Neural tube defects are caused by the improper development of a fetus's spinal cord and brain during the early stages of the mother's pregnancy. During the first month of pregnancy, a structure called the neural tube, which will eventually become the baby's spinal cord and brain, fails to close properly and is damaged as a result. Researchers are still investigating the causes of this improper development of the neural tube. It is thought that in some cases it is due to a lack of essential nutrients, such as a type of B vitamin called folic acid. Researchers are also looking into genetic causes and the effect of the mother's health on the fetus.
A Answers (2)
Honor Society of Nursing (STTI) answered
Charla Simon, MD, OBGYN (Obstetrics & Gynecology), answered on behalf of NorthShore University HealthSystem
Improper closure of the embyonic neural tube causes neural tube defects. This closure happens sometime between 6-8 gestational weeks (very early in pregnancy). The location of the abnormal closure along the neural tube determines where the defect results (cervical spine, thoracic spine, or lumbosacral spine).
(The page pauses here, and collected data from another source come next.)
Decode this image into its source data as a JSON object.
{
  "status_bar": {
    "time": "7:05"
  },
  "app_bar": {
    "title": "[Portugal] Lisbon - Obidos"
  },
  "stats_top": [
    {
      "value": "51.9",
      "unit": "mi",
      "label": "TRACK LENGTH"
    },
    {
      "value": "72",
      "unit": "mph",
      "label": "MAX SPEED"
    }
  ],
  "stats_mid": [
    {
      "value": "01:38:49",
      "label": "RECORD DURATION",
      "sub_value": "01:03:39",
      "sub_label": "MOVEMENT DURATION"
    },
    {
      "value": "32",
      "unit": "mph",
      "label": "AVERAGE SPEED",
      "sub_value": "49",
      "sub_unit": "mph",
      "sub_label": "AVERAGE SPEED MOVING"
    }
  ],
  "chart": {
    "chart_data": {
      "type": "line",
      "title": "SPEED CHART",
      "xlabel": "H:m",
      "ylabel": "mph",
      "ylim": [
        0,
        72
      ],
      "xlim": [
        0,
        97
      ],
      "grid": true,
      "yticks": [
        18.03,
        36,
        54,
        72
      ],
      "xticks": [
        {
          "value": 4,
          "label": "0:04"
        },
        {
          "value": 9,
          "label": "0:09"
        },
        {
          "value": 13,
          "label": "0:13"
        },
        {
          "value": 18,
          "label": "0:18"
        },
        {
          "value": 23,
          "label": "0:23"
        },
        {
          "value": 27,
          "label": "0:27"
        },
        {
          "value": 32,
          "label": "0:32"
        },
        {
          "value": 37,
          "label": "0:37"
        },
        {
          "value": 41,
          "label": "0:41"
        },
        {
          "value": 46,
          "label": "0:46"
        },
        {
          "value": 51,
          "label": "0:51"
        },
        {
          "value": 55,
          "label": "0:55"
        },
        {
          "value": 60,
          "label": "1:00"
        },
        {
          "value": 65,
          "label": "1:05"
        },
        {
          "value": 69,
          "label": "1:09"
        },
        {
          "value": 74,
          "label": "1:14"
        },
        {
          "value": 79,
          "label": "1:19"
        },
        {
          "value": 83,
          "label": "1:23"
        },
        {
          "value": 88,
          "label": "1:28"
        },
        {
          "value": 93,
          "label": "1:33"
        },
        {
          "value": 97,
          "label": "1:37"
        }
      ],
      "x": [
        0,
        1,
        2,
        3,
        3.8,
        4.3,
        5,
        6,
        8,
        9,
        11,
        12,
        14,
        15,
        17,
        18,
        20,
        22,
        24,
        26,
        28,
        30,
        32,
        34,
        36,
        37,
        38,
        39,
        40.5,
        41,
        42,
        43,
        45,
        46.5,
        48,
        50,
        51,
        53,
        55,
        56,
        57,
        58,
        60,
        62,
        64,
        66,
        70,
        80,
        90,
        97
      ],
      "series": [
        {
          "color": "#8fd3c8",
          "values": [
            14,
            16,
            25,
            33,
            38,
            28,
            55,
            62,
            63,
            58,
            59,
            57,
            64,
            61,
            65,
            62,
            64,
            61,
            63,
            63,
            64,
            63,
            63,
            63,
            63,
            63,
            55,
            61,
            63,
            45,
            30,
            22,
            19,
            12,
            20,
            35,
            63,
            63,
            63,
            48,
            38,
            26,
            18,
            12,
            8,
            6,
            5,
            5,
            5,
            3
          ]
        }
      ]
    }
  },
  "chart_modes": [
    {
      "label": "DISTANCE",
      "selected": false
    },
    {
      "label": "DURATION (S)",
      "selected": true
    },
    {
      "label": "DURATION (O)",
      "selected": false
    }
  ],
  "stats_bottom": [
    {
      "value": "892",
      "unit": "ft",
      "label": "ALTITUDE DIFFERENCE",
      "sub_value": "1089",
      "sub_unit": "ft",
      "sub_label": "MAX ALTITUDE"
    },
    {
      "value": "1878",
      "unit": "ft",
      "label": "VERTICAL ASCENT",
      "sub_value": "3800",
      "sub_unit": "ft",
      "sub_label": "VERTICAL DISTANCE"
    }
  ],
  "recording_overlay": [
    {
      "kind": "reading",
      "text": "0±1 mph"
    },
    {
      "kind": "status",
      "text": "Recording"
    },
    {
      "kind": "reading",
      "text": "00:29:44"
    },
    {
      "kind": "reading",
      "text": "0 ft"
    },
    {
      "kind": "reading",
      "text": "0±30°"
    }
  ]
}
Why the neural tube closes abnormally is unknown. It is thought to have a multifactorial basis. Also the different types of neural tube defects (anencephaly, spina bifida, and encephalocele) may have different etiologies.
Dietary issues in the mother, immunologic abnormalities involving folate receptors, genetic abnormalities in how the neural tube closes, maternal hyperthermia, use of certain anti-epileptic medications (valproic acid) at the time of conception, maternal obesity, and some chronic maternal diseases (diabetes mellitus) have all been shown to increase the chance of having a baby with neural tube defects.
Research has shown that low maternal folate or vitamin B12 levels or abnormal handling of a molecule called homocysteine (impaired re-methylation) can contribute to a defective closure (and increase the risk of having a baby with a neural tube defect). Folate deficiency has been most stronly implicated in increasing the risk of neural tube defects. Dietary issues that could cause these abnormal maternal blood levels (low folate or vitamin B12) include decreased consumption of meat and fresh vegetables. To decrease the chance of women having infants with neural tube defects many countries supplement the food supply with folic acid. In the United States all enriched cereal and grain products have supplemental folic acid. However in addition to this all women considering pregnancy should take a folic acid supplement daily to decrease the chance of having an affected baby (at least 400 mcg).